EU General Court rejects Indonesia’s move to annul basis for 2019 import duties
Indonesian biodiesel producers had initially started a litigation process against the initial ruling by the EU, alleging failures to consider all data
The EU’s second-highest court has rejected a request by three Indonesian biodiesel producers to annul countervailing duties that are imposed by the 27-nation bloc on imports of the biofuel, a move that maintains an effective exclusion of the product that has been in operation since 2020.
The ruling by the EU’s General Court follows two years of litigation on the issue, which was taken by the Indonesian producers on the basis that the European Commission had failed to consider all relevant data in its initial ruling that European producers had been undercut by imports from the southeast Asian country.
The Court said that Indonesian exporters did indeed have all the necessary information that enabled them to understand the EC’s calculation and that the EU’s executive – which ultimately decides to set countervailing duties for the bloc – did not commit a “manifest error” in its assessment.
Moreover, because there was no error in the calculation of price undercutting, the Court ruled that the Commission could not be criticized for taking undercutting into account to assess its effects on the EU’s biodiesel sector.
The European Biodiesel Board, which along with the Commission was the target of the litigation, said that the General Court’s ruling this week had confirmed that Indonesia’s export tax is indeed a subsidy within the meaning of the bloc’s Basic Anti-Subsidy Regulation.
The EBB said the Court had also concluded that there was a lack of cooperation from Indonesian parties in this case and that the same European judges had ruled that the Indonesian Government had directed that suppliers of crude palm oil should provide their goods “for less than adequate remuneration [in the words of the court]”.
EU ruling to affect Indonesian palm oil exports
The verdict published on the week commencing on December 12 also dismissed contentions from Indonesian producers that the Commission committed a manifest error of assessment in calculating the amount of the benefit conferred by the South East Asian country’s Oil Palm Plantation Fund scheme – effectively a support scheme – by not deducting the transport costs.
The southeast Asian country exported around 530,000 tonnes of palm oil-based biodiesel between January and November, according to figures provided by one of its trade associations, compared with 515,000 tonnes in the full-year 2018 – with most of that volume being shipped to the EU.

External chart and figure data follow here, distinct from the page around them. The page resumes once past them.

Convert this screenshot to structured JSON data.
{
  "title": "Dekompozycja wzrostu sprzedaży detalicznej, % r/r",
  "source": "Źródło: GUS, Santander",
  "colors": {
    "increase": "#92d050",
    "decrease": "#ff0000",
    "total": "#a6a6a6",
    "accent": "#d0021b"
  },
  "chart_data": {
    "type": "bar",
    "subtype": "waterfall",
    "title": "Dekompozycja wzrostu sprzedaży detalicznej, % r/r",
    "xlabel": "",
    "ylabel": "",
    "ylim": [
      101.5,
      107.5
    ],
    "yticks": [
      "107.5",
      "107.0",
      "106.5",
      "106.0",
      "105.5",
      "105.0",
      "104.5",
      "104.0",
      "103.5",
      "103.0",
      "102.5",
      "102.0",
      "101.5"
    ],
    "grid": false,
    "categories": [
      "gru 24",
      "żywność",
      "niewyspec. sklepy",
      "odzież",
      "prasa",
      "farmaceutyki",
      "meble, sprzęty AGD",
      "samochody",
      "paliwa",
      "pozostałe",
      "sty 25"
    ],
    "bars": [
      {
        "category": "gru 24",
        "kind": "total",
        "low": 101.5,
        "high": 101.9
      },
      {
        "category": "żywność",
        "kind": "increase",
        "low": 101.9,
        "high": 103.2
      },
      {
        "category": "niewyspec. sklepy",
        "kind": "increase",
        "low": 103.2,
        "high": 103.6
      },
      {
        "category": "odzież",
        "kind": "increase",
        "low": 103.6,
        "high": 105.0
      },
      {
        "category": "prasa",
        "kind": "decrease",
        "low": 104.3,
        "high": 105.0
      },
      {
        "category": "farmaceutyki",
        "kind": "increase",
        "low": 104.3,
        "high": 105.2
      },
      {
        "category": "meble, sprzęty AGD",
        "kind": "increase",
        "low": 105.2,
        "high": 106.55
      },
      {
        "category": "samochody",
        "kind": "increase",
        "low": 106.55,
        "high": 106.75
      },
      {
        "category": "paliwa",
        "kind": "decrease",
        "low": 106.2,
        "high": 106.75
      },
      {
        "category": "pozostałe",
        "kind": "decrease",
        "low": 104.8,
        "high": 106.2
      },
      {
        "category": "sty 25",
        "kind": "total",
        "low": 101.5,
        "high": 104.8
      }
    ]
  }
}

Shipments of biodiesel from Indonesia to the EU have slowed to a trickle since mid-2019 after the bloc imposed anti-subsidy duties ranging from 8%-18% on five major exporters.
In response, the three producers - PT Wilmar Bioenergi Indonesia, PT Wilmar Nabati Indonesia, and PT Multi Nabati Sulawesi - initiated litigation based on four pleas.
In dismissing its action, the EU General Court said that the three companies should pay legal costs.